LiputanNKRI, Kepala Badan Restorasi Gambut (BRG) Nazir Foead mengatakan kebakaran hutan karena disengaja. Meski begitu, ada penurunan jumlah titik api dibanding tahun lalu.

” Kebakaran biasanya karna ada yang membakar, jadi bukan karena alam, tetapi karena ada yang membakar, ” papar Nazir seusai rakor karhutla di Kemenko Polhukam, Jalan Medan Merdeka Barat, Gambir, Jakarta Pusat, Kamis (3/8/2017).

Hasil pemantauan Badan Restorasi Gambut menuturkan kebakaran hutan terjadi diluar area gambut. Sedangkan 26 persen area gambut yang terbakar karena tangan manusia.
” Itu belum dianalisis (74% area non-gambut di lokasi yang sama dengan tahun lalu). Ini masih dianalisis, ” ucap Nazir.

Nazir menuturkan, dari hasil pendataan sementara, hampir setengahnya kebakaran terjadi di area konsesi. Pihaknya juga sudah melapor ke penegak hukum.

” Ada yang (perusahaan) sama, di Riau, Kalimantan barat, Sumsel juga ada. Tapi yang banyak di Riau dan Kalimantan barat. Sudah kita laporkan dan tengah ditangani serta telah diperingatkan oleh Menteri LHK untuk segera (ditindak ke polisi), ” ujarnya.
Nazir menuturkan, dibanding tahun lalu, jumlah titik api tahun ini mengalami penurunan. Walau demikian, pihaknya berharap angka itu terus bisa dikurangi.

” Meskipun dilihat ada faktor La Nina tahun lalu, tahun ini benar-benar kemaraunya akan lebih panjang dari tahun lalu dan kita menginginkan tahun ini dapat lebih baik dari tahun lalu dan itu dibuktikan sistemnya dibangun Pak Menko Perekonomian serta Polhukam dan jajarannya Bu Siti, BNPB Pak Wiliam, itu telah berjalan dengan baik, ” tukasnya.

Nazir mengatakan antisipasi yang dilakukan merupakan mensosialisasi pencegahan serta koordinasi di lapangan.
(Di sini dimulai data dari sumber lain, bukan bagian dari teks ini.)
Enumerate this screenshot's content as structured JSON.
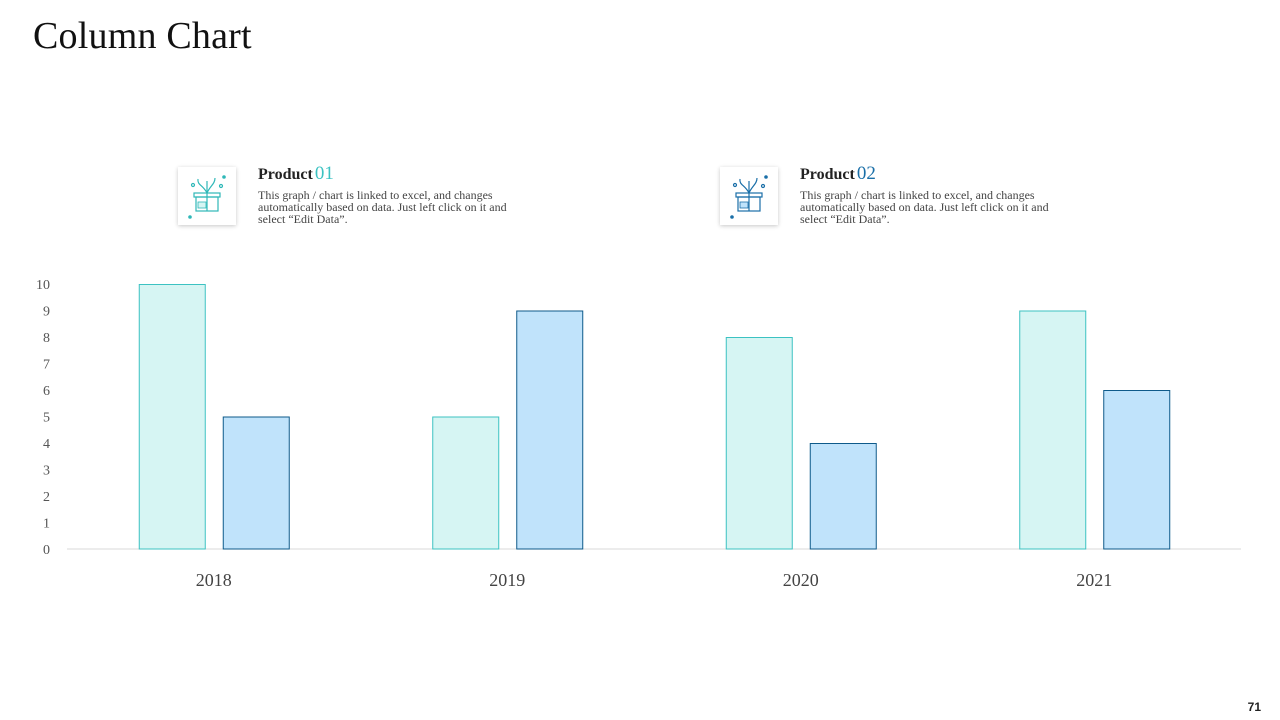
{
  "slide": {
    "title": "Column Chart",
    "page_number": "71"
  },
  "legend": [
    {
      "label": "Product",
      "number": "01",
      "description": "This graph / chart is linked to excel, and changes automatically based on data. Just left click on it and select “Edit Data”.",
      "icon": "gift-box-icon",
      "fill": "#d6f5f3",
      "stroke": "#3cc2c2",
      "accent": "#2fb8b8"
    },
    {
      "label": "Product",
      "number": "02",
      "description": "This graph / chart is linked to excel, and changes automatically based on data. Just left click on it and select “Edit Data”.",
      "icon": "gift-box-icon",
      "fill": "#c0e3fb",
      "stroke": "#0e5a8a",
      "accent": "#1a6fa8"
    }
  ],
  "chart_data": {
    "type": "bar",
    "categories": [
      "2018",
      "2019",
      "2020",
      "2021"
    ],
    "series": [
      {
        "values": [
          10,
          5,
          8,
          9
        ],
        "fill": "#d6f5f3",
        "stroke": "#3cc2c2"
      },
      {
        "values": [
          5,
          9,
          4,
          6
        ],
        "fill": "#c0e3fb",
        "stroke": "#0e5a8a"
      }
    ],
    "yticks": [
      "0",
      "1",
      "2",
      "3",
      "4",
      "5",
      "6",
      "7",
      "8",
      "9",
      "10"
    ],
    "ylim": [
      0,
      10
    ],
    "grid": false,
    "legend_position": "top"
  }
}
Pihaknya juga mengimbau warga adat tidak membuka lahan baru dengan dibakar.

” Kita sudah ada beberapa contoh dilakukan lahan pertanian daerah dengan pemda serta BRG. Ini kita perkuat terus, kalau orang membakar karna kriminal harus penegakan hukum, tapi petani kita sosialiasikan cara buka lahan tanpa ada pembakaran, ” ucapnya.